Aber ich presche zu schnell voraus mit der Handlung. Zunächst einmal sind Lottie, Mickey und Jess ganz normale Kinder, die nur genervt davon sind, dass ihre Eltern Abi und Doug nicht mehr zusammenleben, nun aber von ihren Kindern fordern, dass diese beim Familienausflug zum 75. Geburtstag des Großvaters Gordie (Billy Connolly, dem man meines Erachtens nicht ansieht, dass er tatsächlich schon über 70 ist) die Eheprobleme der Eltern am besten verschweigen sollen. Weil der Opa gesundheitlich angeschlagen ist und Herzprobleme hat. Kinder zum Lügen anzuhalten ist aus pädagogischer Hinsicht natürlich auch nicht unbedingt empfehlenswert.

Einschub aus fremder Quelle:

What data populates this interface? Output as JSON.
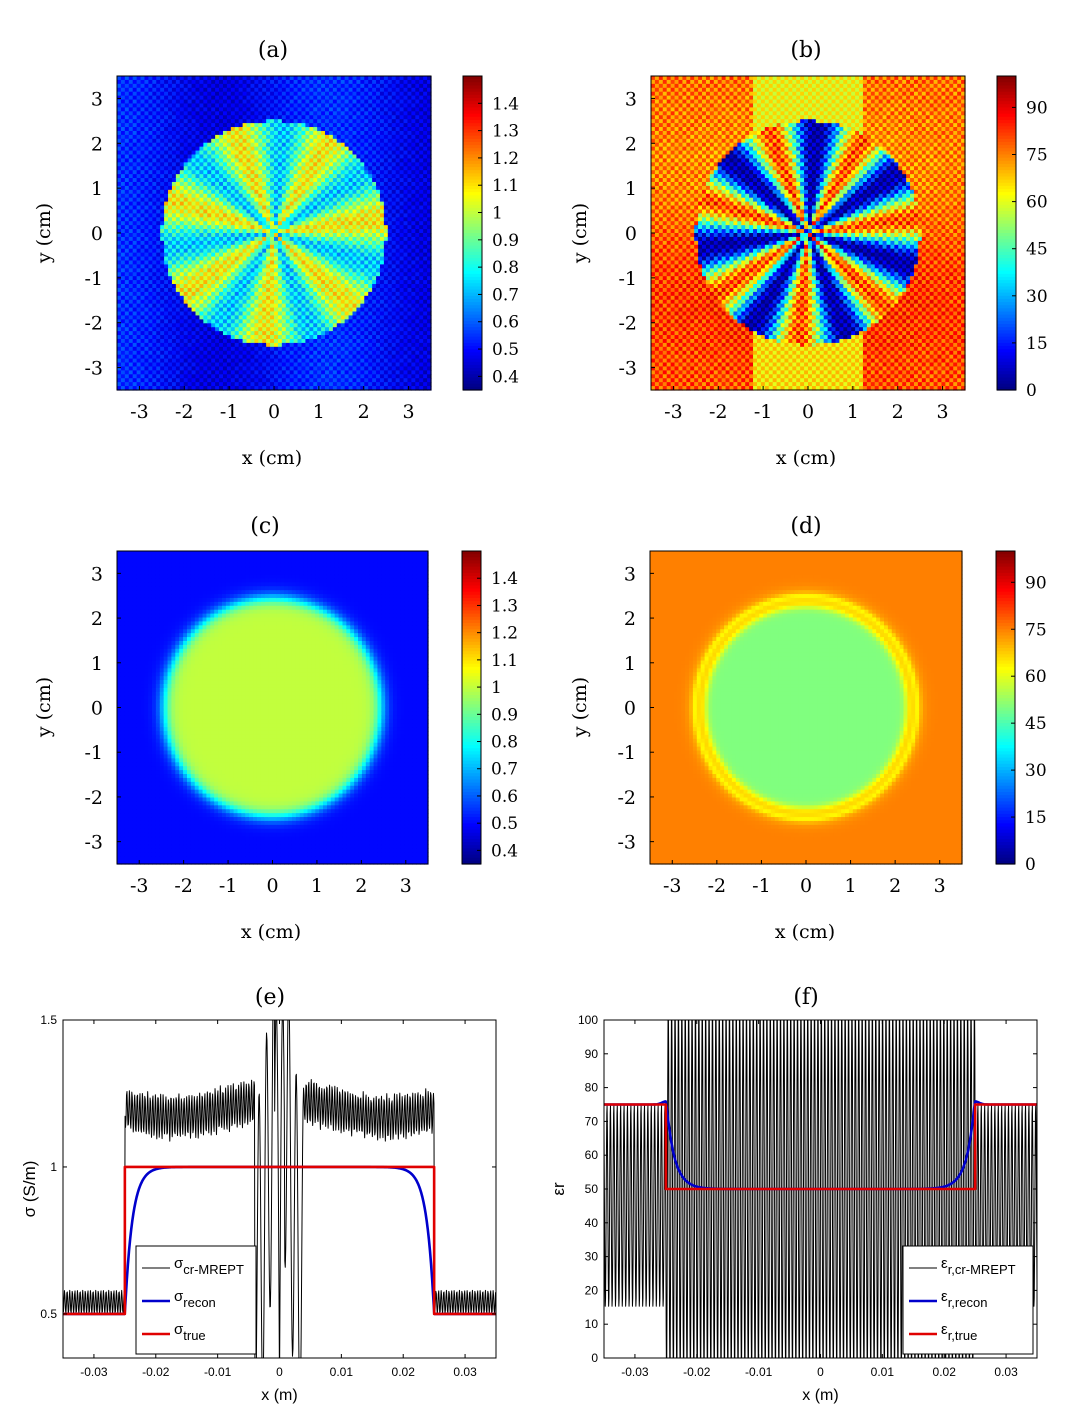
{
  "chart_data": [
    {
      "id": "a",
      "type": "heatmap",
      "title": "(a)",
      "xlabel": "x (cm)",
      "ylabel": "y (cm)",
      "xlim": [
        -3.5,
        3.5
      ],
      "ylim": [
        -3.5,
        3.5
      ],
      "xticks": [
        "-3",
        "-2",
        "-1",
        "0",
        "1",
        "2",
        "3"
      ],
      "yticks": [
        "3",
        "2",
        "1",
        "0",
        "-1",
        "-2",
        "-3"
      ],
      "colormap": "jet",
      "clim": [
        0.35,
        1.5
      ],
      "colorbar_ticks": [
        "1.4",
        "1.3",
        "1.2",
        "1.1",
        "1",
        "0.9",
        "0.8",
        "0.7",
        "0.6",
        "0.5",
        "0.4"
      ],
      "colorbar_values": [
        1.4,
        1.3,
        1.2,
        1.1,
        1.0,
        0.9,
        0.8,
        0.7,
        0.6,
        0.5,
        0.4
      ],
      "background_value": 0.5,
      "disk_radius": 2.5,
      "disk_value": 0.9,
      "pattern": "noisy radial streaks"
    },
    {
      "id": "b",
      "type": "heatmap",
      "title": "(b)",
      "xlabel": "x (cm)",
      "ylabel": "y (cm)",
      "xlim": [
        -3.5,
        3.5
      ],
      "ylim": [
        -3.5,
        3.5
      ],
      "xticks": [
        "-3",
        "-2",
        "-1",
        "0",
        "1",
        "2",
        "3"
      ],
      "yticks": [
        "3",
        "2",
        "1",
        "0",
        "-1",
        "-2",
        "-3"
      ],
      "colormap": "jet",
      "clim": [
        0,
        100
      ],
      "colorbar_ticks": [
        "90",
        "75",
        "60",
        "45",
        "30",
        "15",
        "0"
      ],
      "colorbar_values": [
        90,
        75,
        60,
        45,
        30,
        15,
        0
      ],
      "background_value": 75,
      "disk_radius": 2.5,
      "disk_value": 40,
      "pattern": "noisy radial streaks"
    },
    {
      "id": "c",
      "type": "heatmap",
      "title": "(c)",
      "xlabel": "x (cm)",
      "ylabel": "y (cm)",
      "xlim": [
        -3.5,
        3.5
      ],
      "ylim": [
        -3.5,
        3.5
      ],
      "xticks": [
        "-3",
        "-2",
        "-1",
        "0",
        "1",
        "2",
        "3"
      ],
      "yticks": [
        "3",
        "2",
        "1",
        "0",
        "-1",
        "-2",
        "-3"
      ],
      "colormap": "jet",
      "clim": [
        0.35,
        1.5
      ],
      "colorbar_ticks": [
        "1.4",
        "1.3",
        "1.2",
        "1.1",
        "1",
        "0.9",
        "0.8",
        "0.7",
        "0.6",
        "0.5",
        "0.4"
      ],
      "colorbar_values": [
        1.4,
        1.3,
        1.2,
        1.1,
        1.0,
        0.9,
        0.8,
        0.7,
        0.6,
        0.5,
        0.4
      ],
      "background_value": 0.5,
      "disk_radius": 2.45,
      "disk_value": 1.0,
      "pattern": "smooth"
    },
    {
      "id": "d",
      "type": "heatmap",
      "title": "(d)",
      "xlabel": "x (cm)",
      "ylabel": "y (cm)",
      "xlim": [
        -3.5,
        3.5
      ],
      "ylim": [
        -3.5,
        3.5
      ],
      "xticks": [
        "-3",
        "-2",
        "-1",
        "0",
        "1",
        "2",
        "3"
      ],
      "yticks": [
        "3",
        "2",
        "1",
        "0",
        "-1",
        "-2",
        "-3"
      ],
      "colormap": "jet",
      "clim": [
        0,
        100
      ],
      "colorbar_ticks": [
        "90",
        "75",
        "60",
        "45",
        "30",
        "15",
        "0"
      ],
      "colorbar_values": [
        90,
        75,
        60,
        45,
        30,
        15,
        0
      ],
      "background_value": 75,
      "disk_radius": 2.45,
      "disk_value": 50,
      "pattern": "smooth with ring"
    },
    {
      "id": "e",
      "type": "line",
      "title": "(e)",
      "xlabel": "x (m)",
      "ylabel": "σ  (S/m)",
      "xlim": [
        -0.035,
        0.035
      ],
      "ylim": [
        0.35,
        1.5
      ],
      "xticks": [
        "-0.03",
        "-0.02",
        "-0.01",
        "0",
        "0.01",
        "0.02",
        "0.03"
      ],
      "xtick_values": [
        -0.03,
        -0.02,
        -0.01,
        0,
        0.01,
        0.02,
        0.03
      ],
      "yticks": [
        "1.5",
        "1",
        "0.5"
      ],
      "ytick_values": [
        1.5,
        1.0,
        0.5
      ],
      "legend_position": "bottom-left",
      "series": [
        {
          "name": "σcr-MREPT",
          "symbol": "σ",
          "sub": "cr-MREPT",
          "color": "#000000",
          "style": "oscillating",
          "inside_mean": 1.2,
          "inside_amp": 0.07,
          "outside_mean": 0.54,
          "outside_amp": 0.04
        },
        {
          "name": "σrecon",
          "symbol": "σ",
          "sub": "recon",
          "color": "#0000cc",
          "style": "smooth-step",
          "inside": 1.0,
          "outside": 0.5
        },
        {
          "name": "σtrue",
          "symbol": "σ",
          "sub": "true",
          "color": "#e00000",
          "style": "step",
          "inside": 1.0,
          "outside": 0.5,
          "edge": 0.025
        }
      ]
    },
    {
      "id": "f",
      "type": "line",
      "title": "(f)",
      "xlabel": "x (m)",
      "ylabel": "εr",
      "xlim": [
        -0.035,
        0.035
      ],
      "ylim": [
        0,
        100
      ],
      "xticks": [
        "-0.03",
        "-0.02",
        "-0.01",
        "0",
        "0.01",
        "0.02",
        "0.03"
      ],
      "xtick_values": [
        -0.03,
        -0.02,
        -0.01,
        0,
        0.01,
        0.02,
        0.03
      ],
      "yticks": [
        "100",
        "90",
        "80",
        "70",
        "60",
        "50",
        "40",
        "30",
        "20",
        "10",
        "0"
      ],
      "ytick_values": [
        100,
        90,
        80,
        70,
        60,
        50,
        40,
        30,
        20,
        10,
        0
      ],
      "legend_position": "bottom-right",
      "series": [
        {
          "name": "εr,cr-MREPT",
          "symbol": "ε",
          "sub": "r,cr-MREPT",
          "color": "#000000",
          "style": "oscillating",
          "inside_mean": 50,
          "inside_amp": 55,
          "outside_mean": 45,
          "outside_amp": 30
        },
        {
          "name": "εr,recon",
          "symbol": "ε",
          "sub": "r,recon",
          "color": "#0000cc",
          "style": "smooth-step-overshoot",
          "inside": 50,
          "outside": 75,
          "peak": 76.5
        },
        {
          "name": "εr,true",
          "symbol": "ε",
          "sub": "r,true",
          "color": "#e00000",
          "style": "step",
          "inside": 50,
          "outside": 75,
          "edge": 0.025
        }
      ]
    }
  ]
}
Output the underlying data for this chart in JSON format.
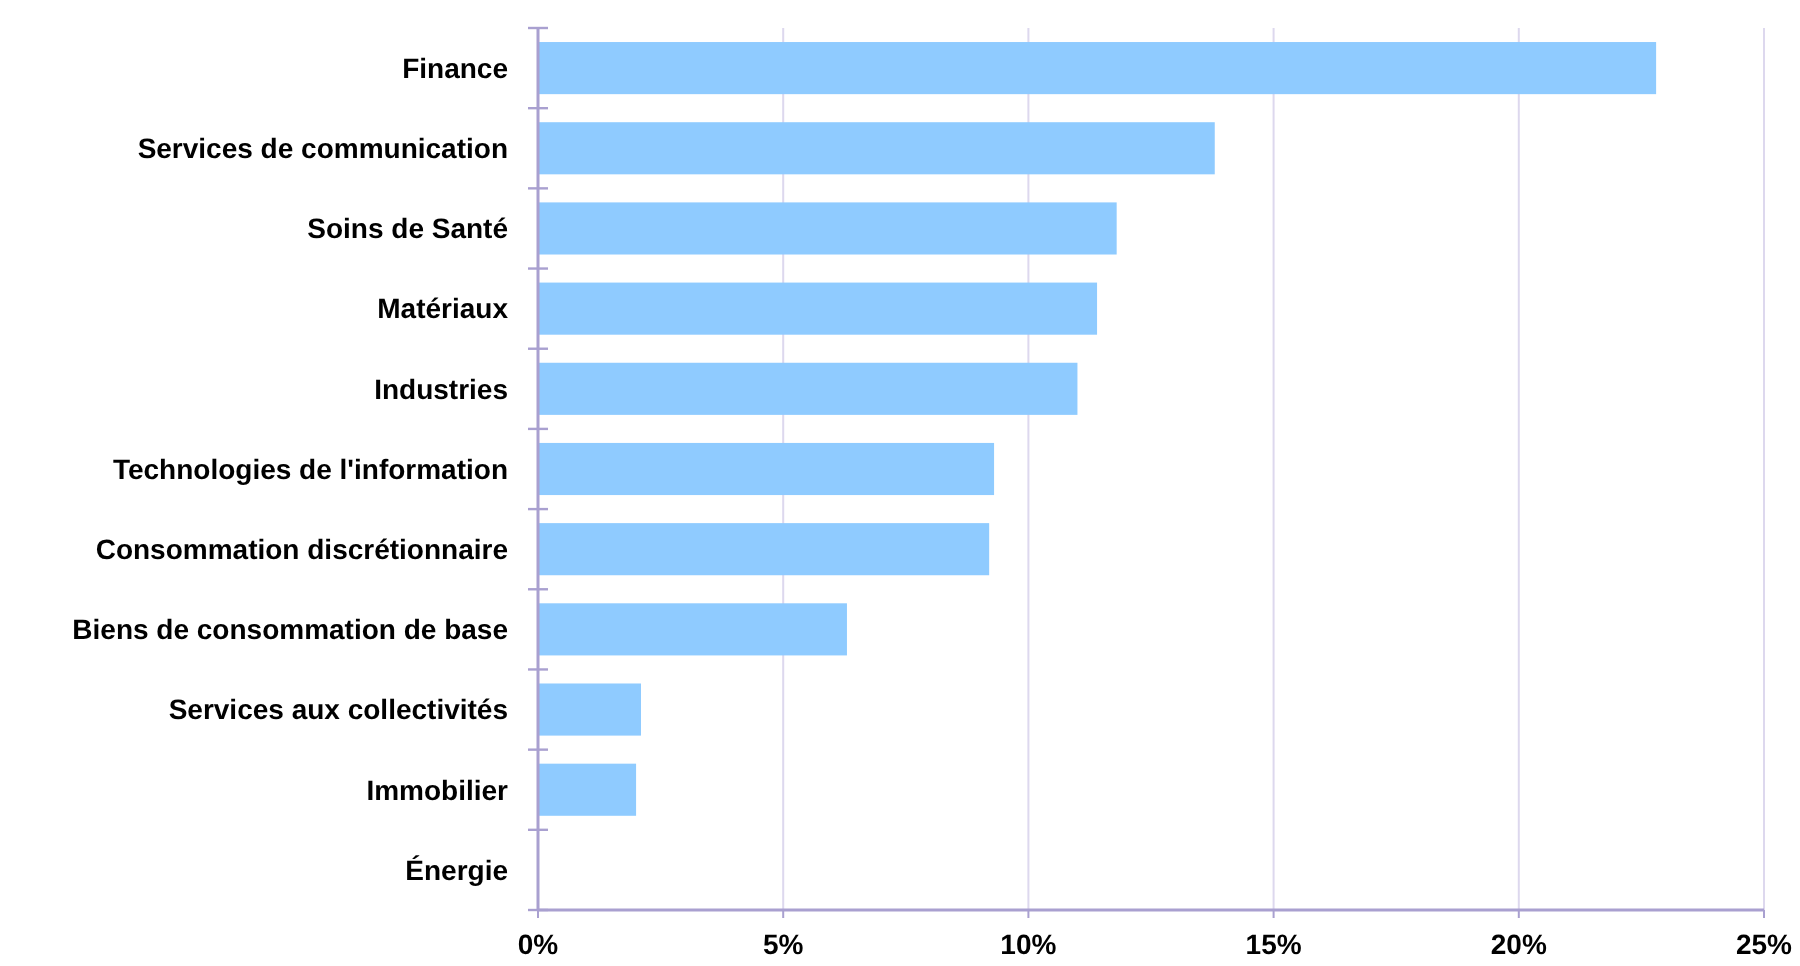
{
  "chart_data": {
    "type": "bar",
    "orientation": "horizontal",
    "categories": [
      "Finance",
      "Services de communication",
      "Soins de Santé",
      "Matériaux",
      "Industries",
      "Technologies de l'information",
      "Consommation discrétionnaire",
      "Biens de consommation de base",
      "Services aux collectivités",
      "Immobilier",
      "Énergie"
    ],
    "values": [
      22.8,
      13.8,
      11.8,
      11.4,
      11.0,
      9.3,
      9.2,
      6.3,
      2.1,
      2.0,
      0
    ],
    "color": "#8fcbff",
    "xlim": [
      0,
      25
    ],
    "xticks": [
      {
        "value": 0,
        "label": "0%"
      },
      {
        "value": 5,
        "label": "5%"
      },
      {
        "value": 10,
        "label": "10%"
      },
      {
        "value": 15,
        "label": "15%"
      },
      {
        "value": 20,
        "label": "20%"
      },
      {
        "value": 25,
        "label": "25%"
      }
    ],
    "grid": "x"
  }
}
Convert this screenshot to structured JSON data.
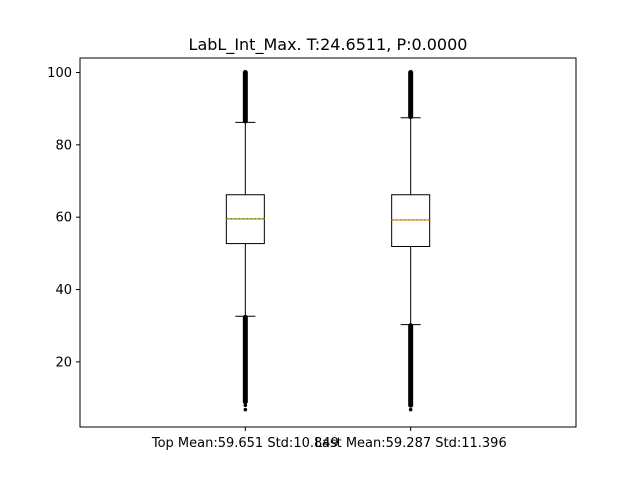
{
  "chart_data": {
    "type": "box",
    "title": "LabL_Int_Max. T:24.6511, P:0.0000",
    "xlabel": "",
    "ylabel": "",
    "ylim": [
      2,
      104
    ],
    "yticks": [
      20,
      40,
      60,
      80,
      100
    ],
    "grid": false,
    "colors": {
      "box": "#000000",
      "median": "#ff7f0e",
      "mean": "#2ca02c",
      "outlier": "#000000"
    },
    "categories": [
      "Top Mean:59.651 Std:10.849",
      "Last Mean:59.287 Std:11.396"
    ],
    "boxes": [
      {
        "q1": 52.7,
        "median": 59.5,
        "mean": 59.651,
        "q3": 66.2,
        "whisker_low": 32.6,
        "whisker_high": 86.2,
        "outliers_low_range": [
          9.0,
          32.3
        ],
        "outliers_high_range": [
          86.6,
          100
        ],
        "sparse_outliers_low": [
          8.0,
          6.8
        ]
      },
      {
        "q1": 51.9,
        "median": 59.2,
        "mean": 59.287,
        "q3": 66.2,
        "whisker_low": 30.3,
        "whisker_high": 87.5,
        "outliers_low_range": [
          8.0,
          30.0
        ],
        "outliers_high_range": [
          87.8,
          100
        ],
        "sparse_outliers_low": [
          6.8
        ]
      }
    ]
  }
}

Doch durch diese Prämisse haben die Kids quasi von Beginn des Films an so etwas wie den Freischein, Erwachsene zu kritisieren, zu hinterfragen und schlichtweg zu nerven. Und das machen die drei wirklich großartig. Die Dialoge des sitcom-erfahrenen Autoren- und Regieteams sind prächtig, und auch wenn die Kids eine Winzigkeit zu altklug herüberkommen (»I’m ten, I'm not insured!«), hat man auch mal das Gefühl, dass einige Sätze aus Kindermund sich dem Improvisationstalent der Dreikäsehochs verdanken. Verglichen mit all dem, was die Kids so zum Film beitragen, sind die Fettnäpfchen, in die die Erwachsenen so trampeln (beispielsweise ein Überwachungsvideo aus einem Supermarkt, das es bis auf Youtube schaffte), kaum der Rede wert. Und zwischenzeitig hat der Film auch eine Phase, in der die Erwachsenen fast komplett ausgespart werden. Und das ist klar die unterhaltsamste, spannendste, witzigste und unvorhersehbarste Stelle des Films.
Und wenn die Erwachsenen mal strahlen, dann meistens auch im Zusammenspiel mit den Kids (sehr schön beispielsweise die Parallelmontage zwischen Damen- und Herrentoilette eines Rastplatzes, wo Mama und Papa ihren Zöglingen Details zum Thema Scheidung beibiegen).
Trotzdem hat der schönste Satz des Films aber dennoch nichts mit den Kindern zu tun, wenn der berühmte Schotte zur David-Tennant-Figur sagt: »You're so English, you're practically French!« Treffender kann man das nicht auf den Punkt bringen!